「希望が絶望に変わっても」ミリオンダラー・ベイビー Cape Godさんの映画レビュー(感想・評価)
希望が絶望に変わっても
総合:90点
ストーリー: 90
キャスト: 95
演出: 90
ビジュアル: 85
音楽: 85
もちろん単純なボクシングの成功物語でもないし、またただの悲劇とか倫理観の問題提起をする映画でもない。他からの愛を得ることができなかった過去の暗い影を漂わせながら、それでも汚れた世界の中で汚れることなく精一杯努力し続ける気高く清き魂を持つ人々。その心のつながりを描いた人劇劇の優秀作。
社会の底辺で不幸の星の下に生まれそれでも努力し続ける女性ボクサーのマギーと、選手を育てる能力はありながらビジネスセンスのない不器用な場末の貧乏ボクシング・ジムのオーナーのフランキーと、ジムの雑用係をしているかつては才能があったが花開かなかった不運の元ボクサーのスクラップ。

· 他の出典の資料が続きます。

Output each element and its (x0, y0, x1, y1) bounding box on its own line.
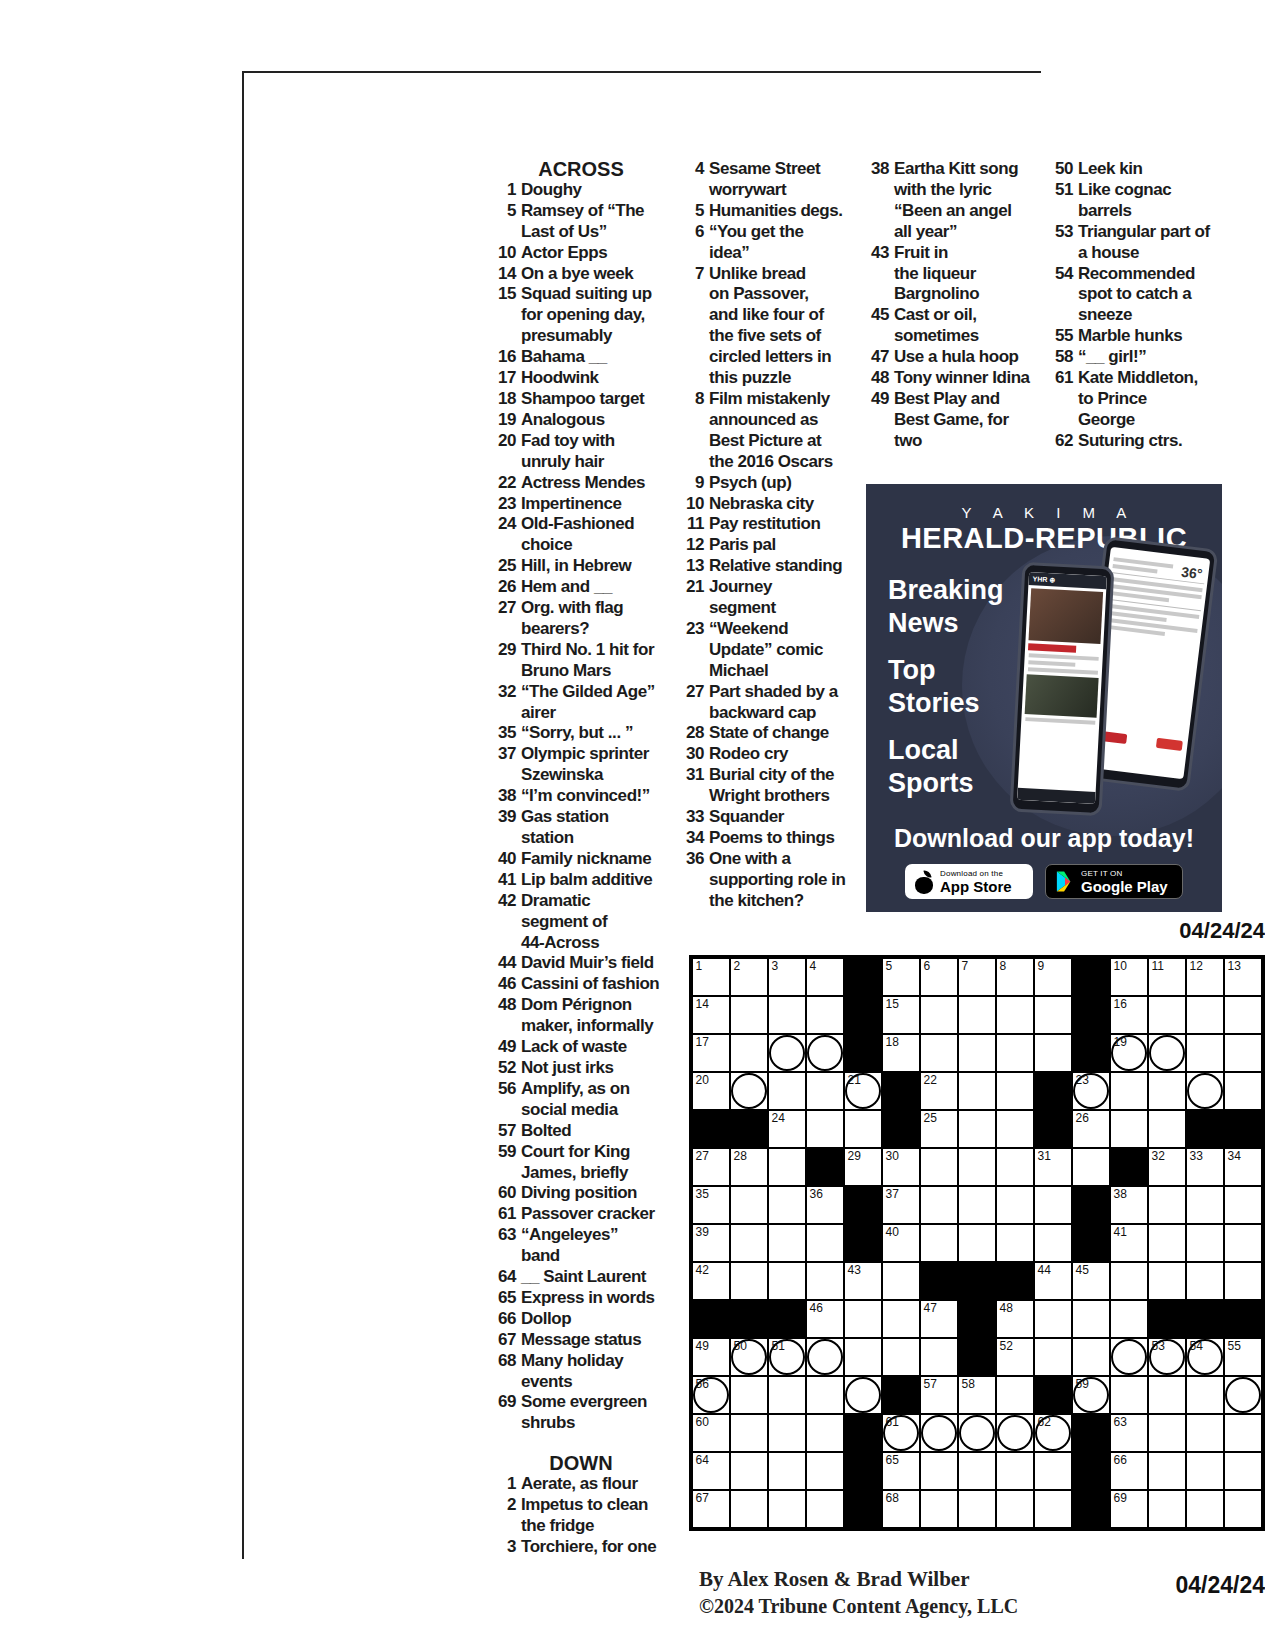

映画の多くの場面でどんよりとした陰気な映像が漂うのは、わざと暗いジムの中とか家の中での撮影が多いせいだろうか。三人はそれぞれに不幸な過去を持つだけでなく、辛い今を精一杯生きている。マギーはウエトレスをしながら客の食べ残しを持ち帰り食べ、スクラップは穴の開いたソックスをはき続け、フランキーはそんな彼に十分な給与を払ってやれない。その中でやっと目標や希望が現実のものになりそうなとき、訪れる突然の絶望。
マギーは体を動かすことが一生できず、数ヵ月後にやっと見舞いと称して観光ついでに訪ねてきた家族は金の話しかせず、その後でかつてはフットワークを鍛えた足まで切断されてもまだフランキーの前では泣くこともせず取り乱すところも見せない。尊厳死についての賛否や議論はあるし、この映画もそれで反対運動があったりしたようだ。ただ単純に「何があっても生きるべきだ」としか言わない人もいるだろう。しかしあれだけの人生を歩んだ人があの状態になったならばやむをえないと思う。不幸の上に人生を賭けた努力を積み重ねた人にしかわからないものが、この世にはある。
マギーの家族の話は、貧困層のすさんだ家庭ではよくある話だろう。最後にフランキーがマギーの死への望みをかなえることを決意したとき、彼は彼女と共に行く事をもまた決意したのだろう。最後にスクラップが書く、フランキーが長い間会うことがなかった娘への手紙が、フランキーがいかに生き、そしていかに死んだのかをほのめかす。
決して幸福とはいえなかったが、やっと心のつながりを見つけた人たちのせつない物語。自らの不幸を究極の努力でもってしても克服できなかった人々にとって、このような魂のふれあいこそが人生で獲得できた最高のものであったとも言える。
最後の試合で対戦相手のした反則だが、あれだけのことをすれば普通は厳罰となるだろうし、そこには映画では触れられることがない。しかしそれは映画の物語上の演出としてとらえたい。